O Tusku słowa prawdy

ireneuszlara.blogspot.com 3 dni temu

Józef Bielecki:
Nie lubię Tuska, ale słowa prawdy mu się należą jak przysłowiowemu psu, kość... PiS przez osiem lat niszczył wszystko, czego dotknął – prawo, instytucje, media publiczne, wojsko, sądy, edukację, służbę zdrowia. Zostawili po sobie nie tylko zgliszcza, ale i miny pułapki: porozstawianych swoich ludzi w każdej możliwej instytucji, zasieki legislacyjne, przepchnięte kolanem ustawy i setki przyspawanych do stołków nominatów, którzy mają jedno zadanie – blokować zmiany. A dziś niektórzy mają czelność rozliczać Tuska za to, iż w półtora roku nie odwrócił tego wszystkiego jak za dotknięciem magicznej różdżki?
To nie jest Netflix, to nie serial, gdzie wszystko naprawia się w dwa odcinki.
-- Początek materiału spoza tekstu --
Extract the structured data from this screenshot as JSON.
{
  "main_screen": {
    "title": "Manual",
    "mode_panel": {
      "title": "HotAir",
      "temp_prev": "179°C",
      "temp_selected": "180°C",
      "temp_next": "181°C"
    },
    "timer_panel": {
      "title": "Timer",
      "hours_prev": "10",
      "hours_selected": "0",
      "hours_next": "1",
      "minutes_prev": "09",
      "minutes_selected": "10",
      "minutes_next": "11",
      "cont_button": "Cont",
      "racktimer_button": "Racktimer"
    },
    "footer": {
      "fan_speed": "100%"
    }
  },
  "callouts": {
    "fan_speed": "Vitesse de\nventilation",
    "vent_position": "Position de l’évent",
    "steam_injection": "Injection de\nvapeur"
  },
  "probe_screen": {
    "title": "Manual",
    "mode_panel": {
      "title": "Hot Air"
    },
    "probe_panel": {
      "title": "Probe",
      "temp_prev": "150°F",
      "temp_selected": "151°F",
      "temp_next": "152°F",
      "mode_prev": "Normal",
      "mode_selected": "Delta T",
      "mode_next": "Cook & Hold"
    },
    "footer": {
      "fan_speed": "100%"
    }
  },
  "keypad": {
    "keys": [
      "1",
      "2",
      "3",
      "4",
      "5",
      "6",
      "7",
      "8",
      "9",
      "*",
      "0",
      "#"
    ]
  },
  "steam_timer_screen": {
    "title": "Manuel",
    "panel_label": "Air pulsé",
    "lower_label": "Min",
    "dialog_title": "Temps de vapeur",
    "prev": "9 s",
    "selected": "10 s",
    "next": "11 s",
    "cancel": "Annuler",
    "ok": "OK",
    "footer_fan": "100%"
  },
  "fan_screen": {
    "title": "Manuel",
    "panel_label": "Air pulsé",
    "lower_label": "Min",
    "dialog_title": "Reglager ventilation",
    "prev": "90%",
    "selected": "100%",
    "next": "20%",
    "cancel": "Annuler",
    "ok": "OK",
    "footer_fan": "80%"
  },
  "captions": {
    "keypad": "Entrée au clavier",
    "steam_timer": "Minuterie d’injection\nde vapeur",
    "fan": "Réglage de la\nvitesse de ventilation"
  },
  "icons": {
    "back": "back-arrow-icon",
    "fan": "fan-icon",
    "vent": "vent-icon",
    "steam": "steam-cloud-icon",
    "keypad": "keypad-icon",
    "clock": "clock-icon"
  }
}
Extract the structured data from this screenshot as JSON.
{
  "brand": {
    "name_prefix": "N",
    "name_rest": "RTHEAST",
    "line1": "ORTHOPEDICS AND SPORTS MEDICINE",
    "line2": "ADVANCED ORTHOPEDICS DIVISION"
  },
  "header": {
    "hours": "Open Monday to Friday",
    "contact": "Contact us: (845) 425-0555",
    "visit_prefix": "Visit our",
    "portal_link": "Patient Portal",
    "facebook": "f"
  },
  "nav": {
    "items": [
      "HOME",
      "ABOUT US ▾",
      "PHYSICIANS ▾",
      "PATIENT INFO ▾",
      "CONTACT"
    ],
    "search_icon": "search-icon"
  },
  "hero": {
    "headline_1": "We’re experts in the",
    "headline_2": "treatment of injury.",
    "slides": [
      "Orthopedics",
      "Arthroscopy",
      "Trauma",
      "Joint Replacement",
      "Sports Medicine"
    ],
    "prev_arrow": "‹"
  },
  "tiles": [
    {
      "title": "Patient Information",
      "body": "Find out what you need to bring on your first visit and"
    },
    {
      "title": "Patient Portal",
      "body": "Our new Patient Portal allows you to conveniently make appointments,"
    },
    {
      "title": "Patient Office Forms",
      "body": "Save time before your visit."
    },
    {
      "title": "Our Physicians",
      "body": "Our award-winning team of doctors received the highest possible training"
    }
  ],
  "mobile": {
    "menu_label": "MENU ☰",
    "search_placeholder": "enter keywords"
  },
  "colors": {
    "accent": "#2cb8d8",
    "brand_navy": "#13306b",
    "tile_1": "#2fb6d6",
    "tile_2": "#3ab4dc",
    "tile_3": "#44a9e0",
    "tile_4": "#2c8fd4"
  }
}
To brutalna polityczna rzeczywistość. A ci, którzy wjechali do Sejmu na jego plecach, którzy korzystali z jego doświadczenia, charyzmy i siły – dziś kąsają rękę, która ich tam wprowadziła. Koalicyjne hieny, które zamiast współpracować, chcą się przypodobać własnym bańkom i budować narrację na „odcinaniu się” od Tuska. Bo przecież łatwiej się lansować na tym, iż to „nie my, to Tusk”. Tchórze, nie politycy.
Ludzie zapomnieli, iż bez Tuska nie byłoby żadnej większości. Nie byłoby powrotu Polski do Europy. To on poniósł ciężar odpowiedzialności, wziął na klatę wszystko, łącznie z waszą nienawiścią, marudzeniem i rozczarowaniem, bo nie przyniósł wszystkiego w złotym opakowaniu w trzy miesiące.
Chcecie sprawiedliwości? To spójrzcie na tych, którzy dziś go opluwają, chociaż zawdzięczają mu polityczne życie.
Zamiast robić z siebie moralne autorytety, może czas spojrzeć w lustro i zapytać: co ja zrobiłem, by to państwo uzdrowić?
Ale jeżeli dziś kogoś trzeba rozliczać – to nie jego. Tylko tych, którzy za zdradę, hipokryzję i koniunkturalizm sprzedali lojalność za kilka punktów sondażowych.